Крыша — единственное место в деревне с панорамным обзором, и хотя смотреть вокруг почти не на что, я все равно люблю сюда приходить. Прошлым летом мы с Масловецки частенько засиживались тут до полночи, пили пиво и гоняли мячи для гольфа, а Карл восседал на своем складном стуле и пополнял запасы синеньких бумажек. Тем же самым он занят и сейчас, с той лишь разницей, что сегодня на нем хороший костюм и он чисто выбрит. Я тоже при параде, но если бы я знал заранее, что Курт и Отто придут в рабочей одежде, не стал бы так выряжаться.

— Вы вообще знаете, по какому поводу мы сегодня собрались? — спрашиваю я этих троих.

— Прощальная вечеринка для Георгия! — выкрикивает Отто, занятый тем, чтобы повесить цветные бумажные фонарики на шнур, натянутый между пляжным зонтиком и пустым, давно не использующимся баком для воды. Фонарики он заказал у одного торговца, который продает военную форму, ордена, монеты и тому подобный хлам бывшей ГДР. Они желтые, с серпом и молотом. Отто развешивает их на все праздники, даже на Рождество; сегодня вечером, пожалуй, впервые изображенные на них мотивы имеют хоть какое-то отношение к происходящему.

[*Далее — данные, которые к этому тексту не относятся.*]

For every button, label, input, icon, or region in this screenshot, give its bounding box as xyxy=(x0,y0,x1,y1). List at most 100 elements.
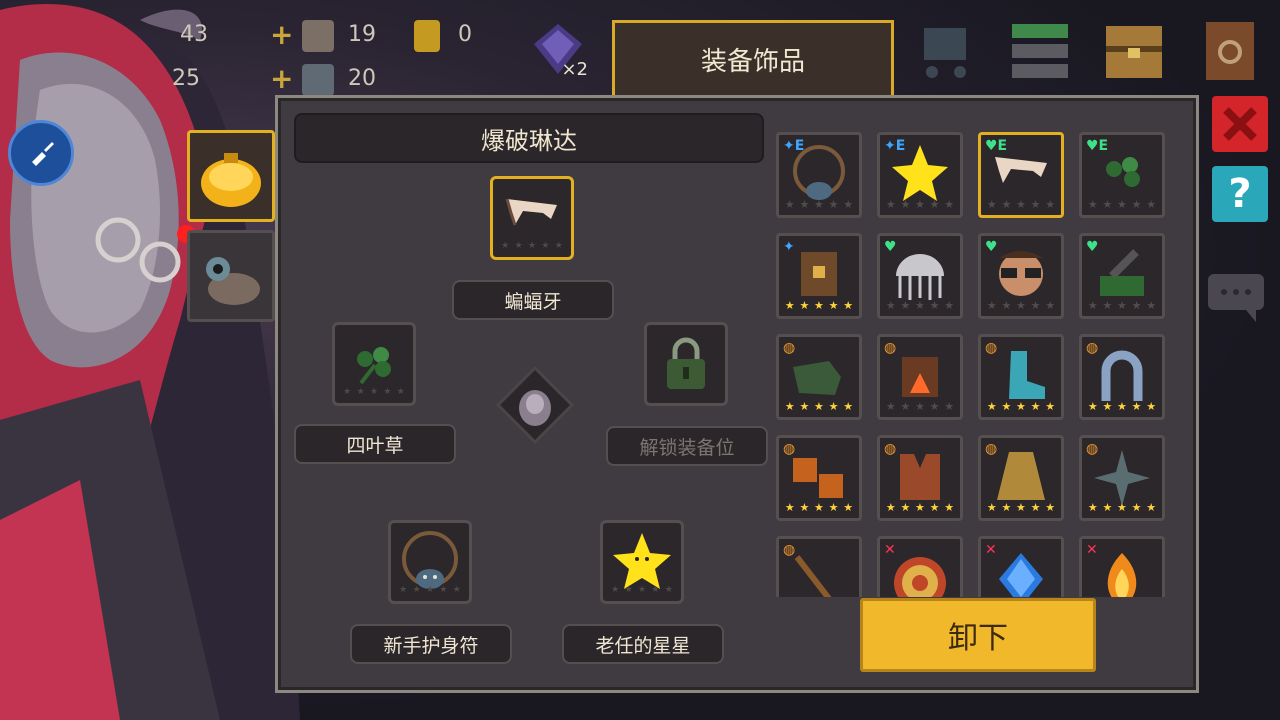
resource-a-value: 43 xyxy=(180,22,208,47)
slot-star-rating: ★ ★ ★ ★ ★ xyxy=(399,585,461,595)
item-tag: ✦E xyxy=(884,138,906,154)
slot-right-label: 解锁装备位 xyxy=(606,426,768,466)
item-tag: ♥ xyxy=(985,239,998,255)
item-star-rating: ★ ★ ★ ★ ★ xyxy=(986,299,1056,312)
slot-bottom-left-label: 新手护身符 xyxy=(350,624,512,664)
tab-pet[interactable] xyxy=(187,230,275,322)
item-tag: ◍ xyxy=(783,441,796,457)
item-star-rating: ★ ★ ★ ★ ★ xyxy=(1087,299,1157,312)
item-star-rating: ★ ★ ★ ★ ★ xyxy=(885,400,955,413)
inventory-item[interactable]: ◍ ★★★★★ xyxy=(978,334,1064,420)
material-b-count: 20 xyxy=(348,66,376,91)
item-tag: ✦ xyxy=(783,239,795,255)
slot-left[interactable]: ★ ★ ★ ★ ★ xyxy=(332,322,416,406)
gem-icon[interactable]: ×2 xyxy=(528,20,588,80)
item-tag: ◍ xyxy=(985,441,998,457)
inventory-item[interactable]: ◍ ★★★★★ xyxy=(776,435,862,521)
inventory-item[interactable]: ◍ ★★★★★ xyxy=(877,334,963,420)
item-tag: ✦E xyxy=(783,138,805,154)
item-tag: ✕ xyxy=(884,542,896,558)
coin-pouch-icon xyxy=(201,153,261,207)
character-name: 爆破琳达 xyxy=(294,113,764,163)
item-tag: ◍ xyxy=(985,340,998,356)
inventory-item[interactable]: ◍ ★★★★★ xyxy=(1079,334,1165,420)
center-charm xyxy=(490,360,580,450)
item-star-rating: ★ ★ ★ ★ ★ xyxy=(784,198,854,211)
item-tag: ✕ xyxy=(1086,542,1098,558)
shop-cart-icon[interactable] xyxy=(910,20,980,84)
item-tag: ◍ xyxy=(783,340,796,356)
slot-star-rating: ★ ★ ★ ★ ★ xyxy=(501,241,563,251)
item-tag: ♥ xyxy=(1086,239,1099,255)
ticket-icon xyxy=(414,20,440,52)
inventory-item[interactable]: ♥ ★ ★ ★ ★ ★ xyxy=(978,233,1064,319)
plus-icon[interactable]: + xyxy=(270,18,293,51)
inventory-item[interactable]: ✦E ★ ★ ★ ★ ★ xyxy=(877,132,963,218)
item-tag: ♥E xyxy=(985,138,1008,154)
chest-icon[interactable] xyxy=(1102,18,1166,84)
exit-door-icon[interactable] xyxy=(1198,18,1262,84)
item-star-rating: ★ ★ ★ ★ ★ xyxy=(885,501,955,514)
pet-icon xyxy=(206,257,260,305)
character-portrait xyxy=(0,4,300,720)
help-button[interactable]: ? xyxy=(1212,166,1268,222)
item-star-rating: ★ ★ ★ ★ ★ xyxy=(784,299,854,312)
inventory-item[interactable]: ✕★★★★★ xyxy=(877,536,963,597)
item-star-rating: ★ ★ ★ ★ ★ xyxy=(1087,400,1157,413)
inventory-item[interactable]: ◍ ★★★★★ xyxy=(776,334,862,420)
inventory-item[interactable]: ◍★★★★★ xyxy=(776,536,862,597)
material-b-icon xyxy=(302,64,334,96)
brush-icon xyxy=(32,142,54,166)
item-tag: ◍ xyxy=(884,441,897,457)
tab-accessory[interactable] xyxy=(187,130,275,222)
slot-star-rating: ★ ★ ★ ★ ★ xyxy=(343,387,405,397)
brush-button[interactable] xyxy=(8,120,74,186)
chat-icon xyxy=(1208,274,1264,322)
unequip-button[interactable]: 卸下 xyxy=(860,598,1096,672)
item-tag: ◍ xyxy=(1086,340,1099,356)
inventory-item[interactable]: ✕★★★★★ xyxy=(1079,536,1165,597)
question-icon: ? xyxy=(1228,171,1252,217)
books-icon[interactable] xyxy=(1008,18,1072,84)
slot-bottom-left[interactable]: ★ ★ ★ ★ ★ xyxy=(388,520,472,604)
item-star-rating: ★ ★ ★ ★ ★ xyxy=(885,299,955,312)
item-tag: ♥E xyxy=(1086,138,1109,154)
inventory-item[interactable]: ♥ ★ ★ ★ ★ ★ xyxy=(1079,233,1165,319)
inventory-item[interactable]: ◍ ★★★★★ xyxy=(978,435,1064,521)
ticket-count: 0 xyxy=(458,22,472,47)
item-star-rating: ★ ★ ★ ★ ★ xyxy=(986,400,1056,413)
item-tag: ♥ xyxy=(884,239,897,255)
item-tag: ◍ xyxy=(884,340,897,356)
item-star-rating: ★ ★ ★ ★ ★ xyxy=(784,501,854,514)
inventory-item[interactable]: ✦E ★ ★ ★ ★ ★ xyxy=(776,132,862,218)
gem-multiplier: ×2 xyxy=(561,59,588,80)
material-icon xyxy=(302,20,334,52)
inventory-grid: ✦E ★ ★ ★ ★ ★ ✦E ★ ★ ★ ★ ★ ♥E ★ ★ ★ ★ ★ ♥E ★ ★ ★ ★ ★ ✦ ★ ★ ★ ★ ★ ♥ ★ ★ ★ ★ ★… xyxy=(776,132,1176,597)
slot-bottom-right[interactable]: ★ ★ ★ ★ ★ xyxy=(600,520,684,604)
material-count: 19 xyxy=(348,22,376,47)
slot-right-locked[interactable] xyxy=(644,322,728,406)
inventory-item[interactable]: ✕★★★★★ xyxy=(978,536,1064,597)
slot-top-label: 蝙蝠牙 xyxy=(452,280,614,320)
item-tag: ◍ xyxy=(1086,441,1099,457)
plus-icon[interactable]: + xyxy=(270,62,293,95)
inventory-item[interactable]: ◍ ★★★★★ xyxy=(877,435,963,521)
slot-top[interactable]: ★ ★ ★ ★ ★ xyxy=(490,176,574,260)
item-tag: ✕ xyxy=(985,542,997,558)
item-star-rating: ★ ★ ★ ★ ★ xyxy=(885,198,955,211)
item-star-rating: ★ ★ ★ ★ ★ xyxy=(1087,198,1157,211)
inventory-item[interactable]: ◍★★★★★ xyxy=(1079,435,1165,521)
item-tag: ◍ xyxy=(783,542,796,558)
tab-equip-accessory[interactable]: 装备饰品 xyxy=(612,20,894,98)
item-star-rating: ★ ★ ★ ★ ★ xyxy=(784,400,854,413)
inventory-item[interactable]: ♥E ★ ★ ★ ★ ★ xyxy=(1079,132,1165,218)
item-star-rating: ★ ★ ★ ★ ★ xyxy=(986,501,1056,514)
inventory-item[interactable]: ♥ ★ ★ ★ ★ ★ xyxy=(877,233,963,319)
inventory-item[interactable]: ✦ ★ ★ ★ ★ ★ xyxy=(776,233,862,319)
close-icon xyxy=(1223,107,1257,141)
inventory-item[interactable]: ♥E ★ ★ ★ ★ ★ xyxy=(978,132,1064,218)
item-star-rating: ★ ★ ★ ★ ★ xyxy=(986,198,1056,211)
close-button[interactable] xyxy=(1212,96,1268,152)
chat-button[interactable] xyxy=(1206,270,1264,326)
slot-left-label: 四叶草 xyxy=(294,424,456,464)
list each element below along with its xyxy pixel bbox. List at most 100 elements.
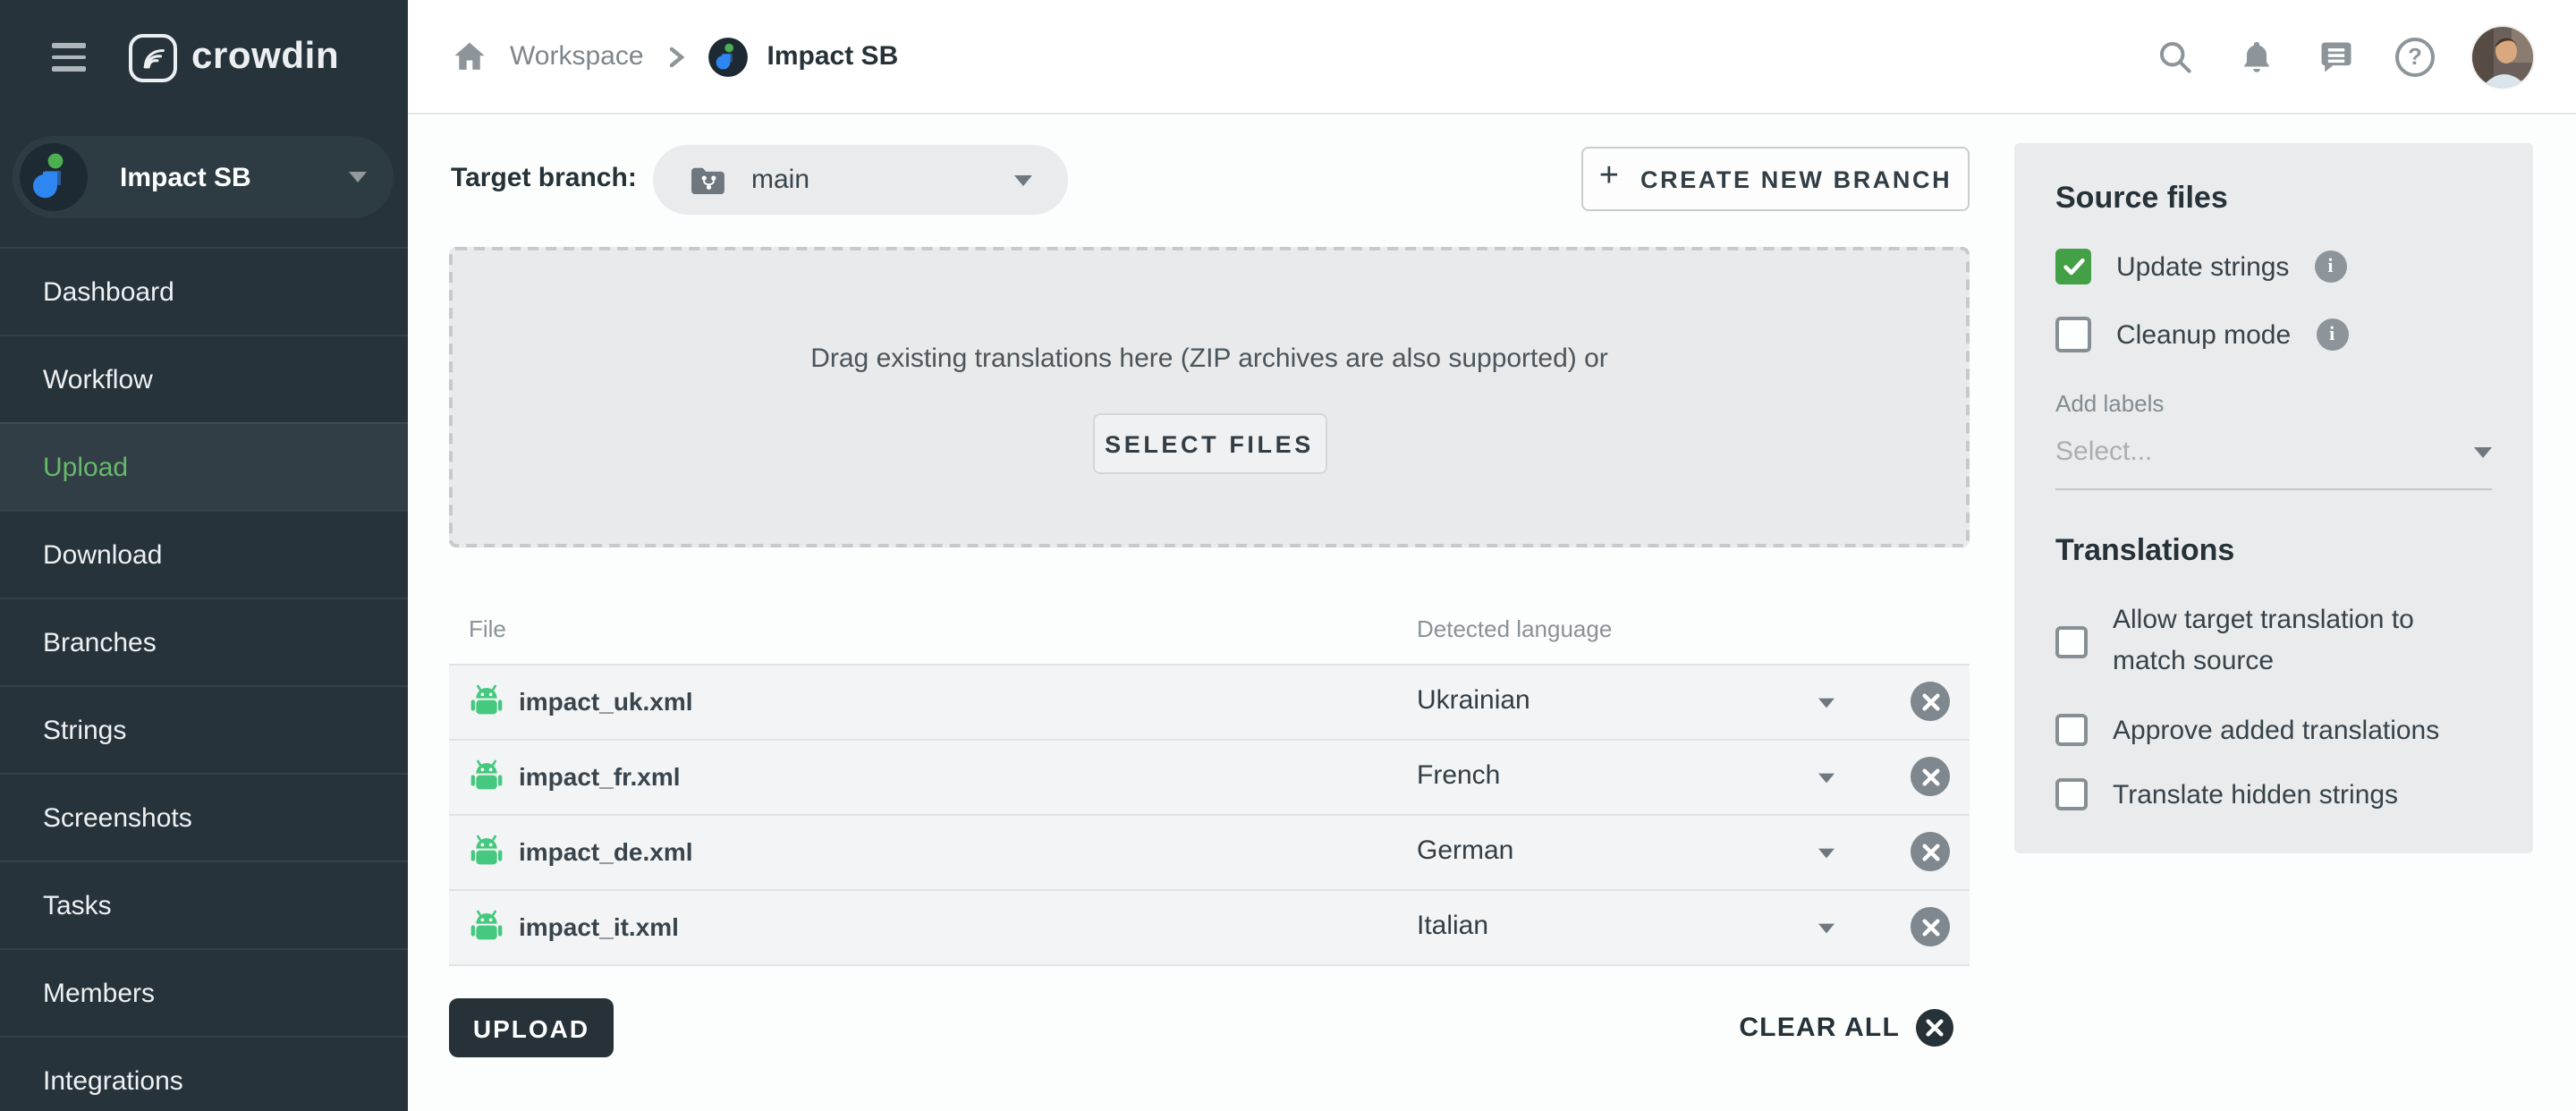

— Верно, друзья! — кричит Курт. — Выпьем за здоровье нашего сумасшедшего русского!

Он осушает свой бумажный стакан и подбрасывает еще древесного угля в гриль, рядом с которым пристроился спящий Рюман.

Вилли, одетый по торжественному случаю в длинные серые брюки и черную рубашку, смотрит на меня и качает головой:

— Знаю, о чем ты сейчас думаешь, Бен. Эти двое невыносимы. Но мы-то с тобой понимаем, зачем мы тут собрались.

Он улыбается мне и продолжает расставлять свечи, сухие цветы и гипсовые фигурки ангелов по столу, на котором уже появились стопочка пластиковых тарелок для каждого, стаканчики, две миски с макаронным и картофельным салатом, корзинки с нарезанным хлебом, несколько бутылок красного вина и бумажные салфетки.

— Куда подевался Масловецки? — спрашиваю я собравшихся.

Из их болтовни вполголоса я понимаю, что Масловецки не выходил ни с кем из троих на связь. Я сажусь рядом с Карлом на складной стул и тянусь за одной из бутылок, которые лежат в жестяной ванночке со льдом. Но передумываю и наливаю себе стакан яблочного сока, который пьет Карл.

— Знаете, о чем я подумал? — спрашивает Отто после того, как он повесил последний фонарик и взял себе пива.

— Нет, — говорит Курт. — Но ты нам явно сейчас расскажешь.

— Я подумал… а не могли наши марсиане… взять и прикончить Георгия?

Боже, сегодня снова придется выслушивать этот бред!

— И зачем они это сделали? — спрашивает Курт, садится на лавку и начинает сворачивать бумажные салфетки пополам. — У них же нет мотива.

— Верно, какой тут может быть мотив, — говорит Вилли.

— Мотив есть всегда, — возражает Отто, — даже когда его нет, он все равно есть. Просто ты его не видишь.

— Ты хочешь сказать, мы его не видим? — спрашивает Курт.

— Именно, — говорит Отто, — для нас он неочевиден.

— Может, Георгий раньше был тайным агентом и имел дело с внеземными цивилизациями, — добавляет Отто.

— Или космонавтом, — говорит Курт.

— В любом случае как-то странно, что после убийства Георгия тарелка больше не появлялась, — говорит Вилли.

— Они выполнили задание, я так думаю, — говорит Отто. — Они шпионили за нами, напали и испарились.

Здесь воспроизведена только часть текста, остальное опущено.